Por ordem do STJ, assassino de Mércia Nakashimna deixa a penitenciária devido ao risco de contrair a covid-19, mas não usará tornozeleiras

O ex-policial militar e advogado Mizael Bispo, sentenciado a 22 anos e oito meses de reclusão pela morte da ex-namorada, Mércia Nakashima, deixou a prisão após ser beneficiado por uma decisão do STJ (Superior Tribunal de Justiça) pelo fato de pertencer ao grupo de risco de infecção pelo novo coronavírus.

Na última terça-feira (25), ele foi liberado da Penitenciária de Tremembé, no Vale do Paraíba, interior de São Paulo. Porém, a decisão é temporária. O mérito será julgado pelo colegiado de ministros do órgão judicial em 40 dias.

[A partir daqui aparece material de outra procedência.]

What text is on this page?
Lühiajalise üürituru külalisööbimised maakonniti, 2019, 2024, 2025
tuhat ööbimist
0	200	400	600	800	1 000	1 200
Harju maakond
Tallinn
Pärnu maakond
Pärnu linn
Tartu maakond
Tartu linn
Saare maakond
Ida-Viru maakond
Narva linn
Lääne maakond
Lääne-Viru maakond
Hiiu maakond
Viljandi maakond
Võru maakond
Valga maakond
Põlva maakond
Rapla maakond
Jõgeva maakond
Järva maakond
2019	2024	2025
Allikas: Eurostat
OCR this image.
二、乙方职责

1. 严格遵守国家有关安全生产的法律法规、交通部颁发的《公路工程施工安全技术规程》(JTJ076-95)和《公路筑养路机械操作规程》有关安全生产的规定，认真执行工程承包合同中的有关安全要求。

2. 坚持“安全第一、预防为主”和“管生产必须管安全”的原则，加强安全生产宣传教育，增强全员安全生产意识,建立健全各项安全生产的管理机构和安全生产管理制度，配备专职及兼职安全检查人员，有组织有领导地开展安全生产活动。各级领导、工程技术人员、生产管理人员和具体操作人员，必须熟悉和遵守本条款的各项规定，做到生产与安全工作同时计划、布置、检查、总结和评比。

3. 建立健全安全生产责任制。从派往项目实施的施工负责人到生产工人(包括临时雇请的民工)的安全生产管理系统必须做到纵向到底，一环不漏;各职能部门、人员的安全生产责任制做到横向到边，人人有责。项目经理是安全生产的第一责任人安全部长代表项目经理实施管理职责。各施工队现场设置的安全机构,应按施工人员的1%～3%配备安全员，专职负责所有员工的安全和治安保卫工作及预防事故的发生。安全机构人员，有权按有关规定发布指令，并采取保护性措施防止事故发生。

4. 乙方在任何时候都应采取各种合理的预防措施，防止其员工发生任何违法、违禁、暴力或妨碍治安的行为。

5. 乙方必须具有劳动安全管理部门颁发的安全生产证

Durante o período de quarentena, o condenado deverá permanecer em casa. Ele não poderá sair da cidade ou mudar de endereço sem autorização judicial. Depois disso, Mizael não poderá deixar a sua residência entre as 20h e às 6h, além do horário de trabalho.

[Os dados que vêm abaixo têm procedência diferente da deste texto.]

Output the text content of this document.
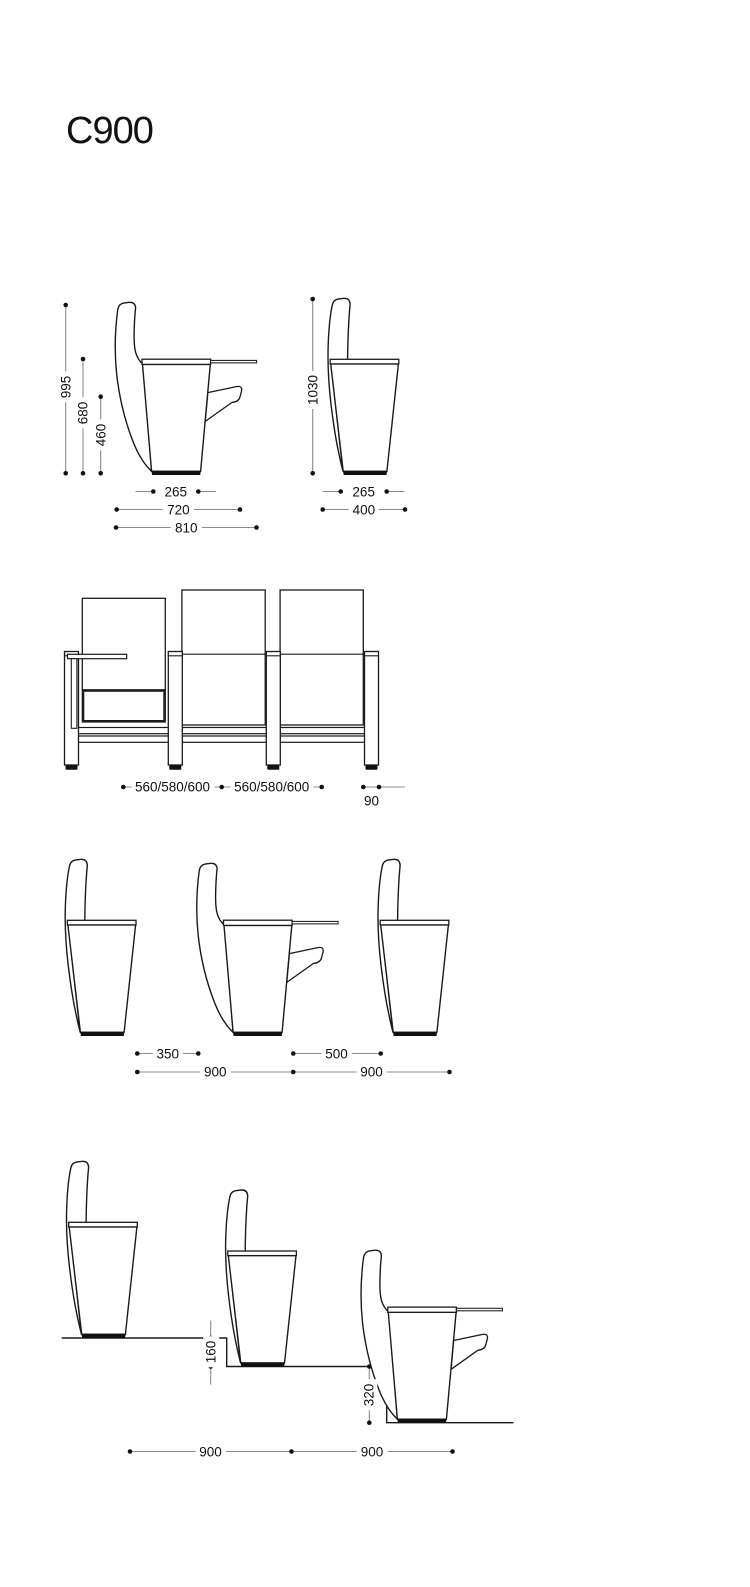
C900
995
680
460
265
720
810
1030
265
400
560/580/600 560/580/600
90
350	500
900	900
160
320
900	900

A defesa argumentou que Mizael é portador de várias comorbidades, como: pressão alta, colesterol, arritmia cardíaca, depressão, ansiedade, sinusite e rinite crônicas. "O Mizael foi avaliado pelo médico da unidade prisional no qual ratificou que o mesmo realmente faz parte do grupo de risco", complementou o advogado Raphael Abissi Bhichara Abi Rezik.
No entanto, o promotor Rodrigo Merli, que conduziu a acusação no julgamento de Mizael, criticou a concessão do benefício. "Falar do grupo de risco porque ele tem rinite chega a ser hilário. Dizer que ele é do grupo de risco porque ele está depressivo. Quem está depressivo há mais de uma década são os familiares da Mércia", ponderou.

Já o irmão da vítima, Márcio Nakashima, considerou a decisão do STJ um acinte à memória da advogada e à família. "Agora, o Mizael tem rinite, pressão alta. Ele pode ir embora do presídio? Gente ele matou uma pessoa. É revoltante tudo isso", criticou.



Monitoramento

O STJ determinou que Mizael Bispo utilize tornozeleira eletrônica. Mas, segundo a SAP (Secretaria da Administração Penitenciária de São Paulo), o monitoramento no estado é realizado em presos do regime semiaberto, trabalho externo ou em casos de saídas temporárias.


O caso

A advogada Mércia Nakashima foi baleada e morta pelo ex-namorado em maio 2010. Ela foi encontrada dentro do carro na represa de Nazaré Paulista, na Grande São Paulo. O corpo e o veículo foram localizados por um pescador da região somente uma semana depois do crime.

Segundo a investigação policial, a jovem de 28 anos foi assassinada porque o ex-namorado não aceitava o fim do relacionamento do casal. Ambos residiam em Guarulhos, na Grande São Paulo.